Concept

The Nine Chapters on the Mathematical Art

Summary
The Nine Chapters on the Mathematical Art is a Chinese mathematics book, composed by several generations of scholars from the 10th–2nd century BCE, its latest stage being from the 2nd century CE. This book is one of the earliest surviving mathematical texts from China, the first being the Suan shu shu (202 BCE – 186 BCE) and Zhoubi Suanjing (compiled throughout the Han until the late 2nd century CE). It lays out an approach to mathematics that centres on finding the most general methods of solving problems, which may be contrasted with the approach common to ancient Greek mathematicians, who tended to deduce propositions from an initial set of axioms.

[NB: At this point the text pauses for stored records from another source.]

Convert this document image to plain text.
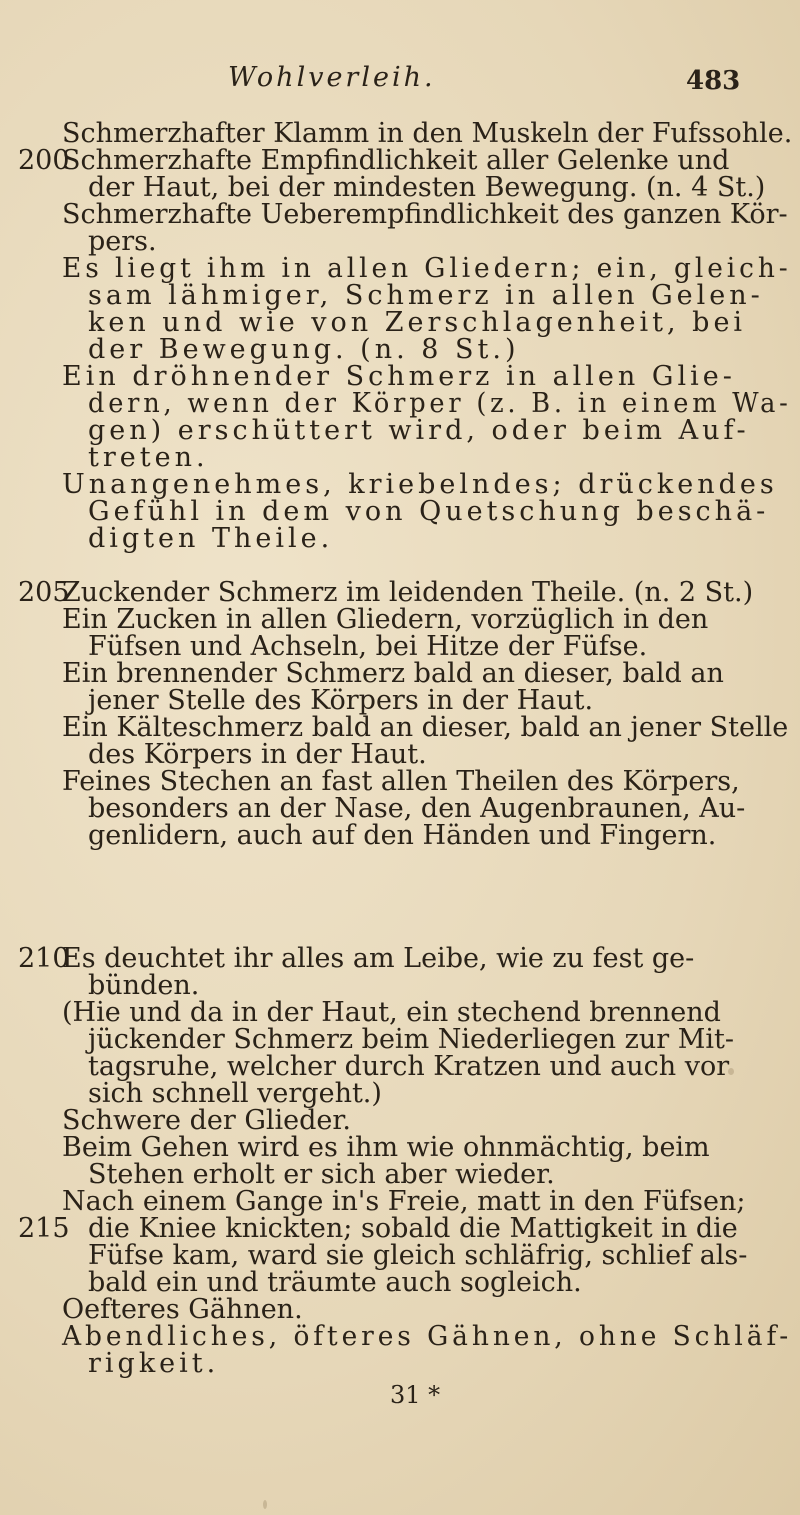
Wohlverleih.	483
200
205
210
215
Schmerzhafter Klamm in den Muskeln der Fufssohle.
Schmerzhafte Empfindlichkeit aller Gelenke und
der Haut, bei der mindesten Bewegung. (n. 4 St.)
Schmerzhafte Ueberempfindlichkeit des ganzen Kör-
pers.
Es liegt ihm in allen Gliedern; ein, gleich-
sam lähmiger, Schmerz in allen Gelen-
ken und wie von Zerschlagenheit, bei
der Bewegung. (n. 8 St.)
Ein dröhnender Schmerz in allen Glie-
dern, wenn der Körper (z. B. in einem Wa-
gen) erschüttert wird, oder beim Auf-
treten.
Unangenehmes, kriebelndes; drückendes
Gefühl in dem von Quetschung beschä-
digten Theile.
Zuckender Schmerz im leidenden Theile. (n. 2 St.)
Ein Zucken in allen Gliedern, vorzüglich in den
Füfsen und Achseln, bei Hitze der Füfse.
Ein brennender Schmerz bald an dieser, bald an
jener Stelle des Körpers in der Haut.
Ein Kälteschmerz bald an dieser, bald an jener Stelle
des Körpers in der Haut.
Feines Stechen an fast allen Theilen des Körpers,
besonders an der Nase, den Augenbraunen, Au-
genlidern, auch auf den Händen und Fingern.
Es deuchtet ihr alles am Leibe, wie zu fest ge-
bünden.
(Hie und da in der Haut, ein stechend brennend
jückender Schmerz beim Niederliegen zur Mit-
tagsruhe, welcher durch Kratzen und auch vor
sich schnell vergeht.)
Schwere der Glieder.
Beim Gehen wird es ihm wie ohnmächtig, beim
Stehen erholt er sich aber wieder.
Nach einem Gange in's Freie, matt in den Füfsen;
die Kniee knickten; sobald die Mattigkeit in die
Füfse kam, ward sie gleich schläfrig, schlief als-
bald ein und träumte auch sogleich.
Oefteres Gähnen.
Abendliches, öfteres Gähnen, ohne Schläf-
rigkeit.
31 *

Entries in the book usually take the form of a statement of a problem, followed by the statement of the solution and an explanation of the procedure that led to the solution. These were commented on by Liu Hui in the 3rd century. The full title of The Nine Chapters on the Mathematical Art appears on two bronze standard measures which are dated to 179 CE, but there is speculation that the same book existed beforehand under different titles. Most scholars believe that Chinese mathematics and the mathematics of the ancient Mediterranean world had developed more or less independently up to the time when The Nine Chapters reached its final form. The method of chapter 7 was not found in Europe until the 13th century, and the method of chapter 8 uses Gaussian elimination before Carl Friedrich Gauss (1777–1855). There is also the mathematical proof given in the treatise for the Pythagorean theorem. The influence of The Nine Chapters greatly assisted the development of ancient mathematics in the regions of Korea and Japan. Its influence on mathematical thought in China persisted until the Qing dynasty era. Liu Hui wrote a very detailed commentary on this book in 263. He analyses the procedures of The Nine Chapters step by step, in a manner which is clearly designed to give the reader confidence that they are reliable, although he is not concerned to provide formal proofs in the Euclidean manner.